Social and service clubs were in their prime. The Chattahoochee Council sat officers before 200 at the Odd Fellows Hall in Whitestone. More than 300 attended an Order of the Eastern Star meeting. The Cygnus Chapter, Masonic Temple held Ladies Amateur Night at the Elks in Elmhurst. Over 450 attended. Jennie Bell Circle, of the Forest Companions, put on a minstrel show for 500 on Steinway Street. The Lady Ace Social Club had 200 at a card party.

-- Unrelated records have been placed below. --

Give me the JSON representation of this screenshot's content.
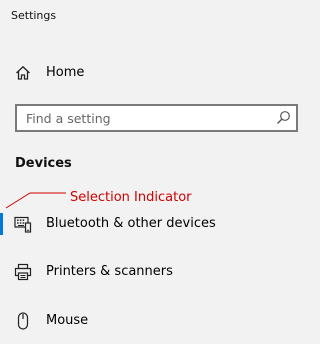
{
  "window": {
    "title": "Settings"
  },
  "nav": {
    "home_label": "Home",
    "search": {
      "placeholder": "Find a setting",
      "value": ""
    },
    "section_heading": "Devices",
    "items": [
      {
        "label": "Bluetooth & other devices",
        "icon": "bluetooth-devices-icon",
        "selected": true
      },
      {
        "label": "Printers & scanners",
        "icon": "printer-icon",
        "selected": false
      },
      {
        "label": "Mouse",
        "icon": "mouse-icon",
        "selected": false
      }
    ]
  },
  "annotation": {
    "text": "Selection Indicator",
    "color": "#d00000"
  },
  "colors": {
    "accent": "#0078d7",
    "background": "#f2f2f2"
  }
}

Headlines told of a severe winter: Snow removal rushed in Queens as a new storm headed for city. It was called the ‘Million Dollar Storm’ as the Board of Estimate authorized over $1 million in special revenue bonds for snow removal. Hard packed snow hinders clean-up efforts. The mercury hit 3 below zero. Cold crippled transit in Queens. Ice accidents continued to mount. Shortage of milk was threatened. More snow was forecasted that month.

The newspaper Star-Journal set up a Coal Fund for those in need and invited the public to send in money. The paper published letters from families seeking help. One family of 11 with a father suffering from “lumbago” were supported by a boy of 18 on relief. Kids could not go to school as they had no shoes. Children were born into cold water flats with no coal for heat. “Keep fires burning for the needy” implored the Star-Journal.

A 1,000 foot tower dedicated to the presidents was forecast for the upcoming World’s Fair in Flushing Meadows. Boasting a glass-enclosed observation deck and a revolving beacon, it would be a permanent monument after the Fair. A web of highways throughout Queens were under construction and were needed to handle the traffic from the upcoming festival.

Queens had 1,208,150 residents, a five-fold increase from 1910. Ward 4, Jamaica, led the totals with 416,000. The Tenement House Commission toured Queens and found no real slums. They called our borough the ideal place for slum dwellers escaping from Brooklyn or New York.

Sunnyside Gardens was in the middle of a war. After a series of evictions for non-payment of rents, a mass meeting at the Long Island City Court House demanded a reduction of mortgage interest. A woman received a foreclosure writ while still in a hospital after giving birth to a baby. Six were arrested during another eviction. Residents met at the Sunnyside Gardens Park and demanded Albany declare a public emergency by reason of the depression. Public officials were heckled at a Town Meeting. Things reached a crisis with the eviction of Mrs. Corinne Thal, of 39-26 44 Street, whose belongings were tossed on to snowdrifts in the street.